Já o governador bolsonarista do Distrito Federal, Ibaneis Rocha (MDB), sancionou recentemente projeto do deputado distrital Martins Machado (Republicanos), aprovado na Câmara, que inclui a Marcha Distrital da Cidadania em Defesa da Vida e Contra o Aborto no Calendário Oficial de Eventos do DF. E Ibatiba (ES) criou uma semana de conscientização contra o aborto, proposta pelos vereadores Lineu Carlos de Assis (Podemos), Lucas Grecco (União Brasil) e João Clemente (PSDB).

Ainda segundo o jornal, na Câmara dos Deputados, “entre os 37 projetos de lei em tramitação desde 2018 sobre a legislação relativa ao aborto, ao menos 32 tentam restringir o direito”. 

Vidas em risco  

Em consonância com os segmentos que condenam o aborto por questões morais ou religiosas, essas e outras iniciativas que apelam para medidas de cunho inconstitucional ignoram intencionalmente o fato de que a impossibilidade de fazer o procedimento muitas vezes coloca em risco a vida de milhares de mulheres.

A realização do aborto de maneira segura, na rede pública de saúde, aliada à educação sexual e à conscientização sobre o uso de métodos anticoncepcionais é a melhor forma de garantir a vida das mulheres e a autonomia sobre seus próprios corpos e destino. 

A Pesquisa Nacional do Aborto 2021, feita por acadêmicos da Universidade de Brasília (UnB), mostrou que 52% das mulheres afirmam terem realizado aborto no Brasil e 43% disseram ter sofrido hospitalização após o procedimento. Estima-se que, atualmente, 90% dos abortos feitos no país são clandestinos por não envolverem as possibilidades legalmente previstas.
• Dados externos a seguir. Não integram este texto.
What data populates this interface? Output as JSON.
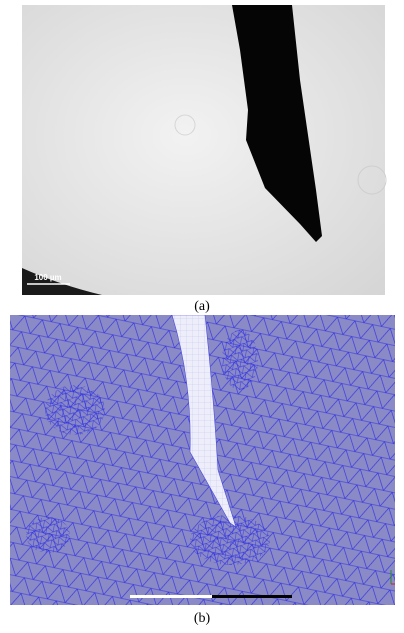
{
  "figure": {
    "panels": [
      {
        "label": "(a)",
        "scale_bar": "100 µm"
      },
      {
        "label": "(b)"
      }
    ]
  }
}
Leia também: Uma mulher morre a cada 28 internações por tentativa de aborto malsucedida

“Nessas situações (de hospitalização), temos relatos traumáticos de perseguição, convocação da polícia, mulheres algemadas nos hospitais. Então, há impacto na saúde pública pela ocupação de leitos, na saúde das mulheres porque, por alguma razão, utilizaram medicamentos inseguros, indevidos ou foram para a clandestinidade em clínicas inseguras, ou porque não tem a informação sobre como é um aborto. Por isso, procuram os hospitais”, explicou, à Agência Brasil, uma das autoras do estudo, a antropóloga Débora Diniz.

Dados do Ministério da Saúde apontam que entre 2012 e julho de 2023, mais de dois milhões de mulheres foram internadas em hospitais públicos em decorrência de complicações pós-aborto e destas, 675 perderam a vida.  O aborto, vale destacar, figura entre as cinco principais causas de mortalidade materna, com 5% do total. 

Apesar da urgência do tema, no país prevalece a visão moral e religiosa do tema, que desconsidera a questão como um assunto de saúde pública e como um direito das mulheres. Por isso, ainda é um dos tabus legais que permanecem impondo mortes e atrasos ao Brasil. 

Em setembro do ano passado, a descriminalização do aborto até a 12ª semana de gravidez começou a ser julgada pelo Supremo Tribunal Federal (STF), mas foi suspenso a pedido do então ministro Luís Roberto Barroso, atual presidente da Corte. No final do ano, já na condição de presidente, Barroso disse que não pretendia pautar a questão “agora” por considerar que não estaria “amadurecida” na sociedade. 

Num ano de eleições municipais, o debate deverá ser novamente ignorado. E de protelações em protelações, o país segue permitindo que milhares de mulheres, em geral pobres, percam a vida por não disporem de recursos para abortar, quando necessário, de maneira segura e assistida.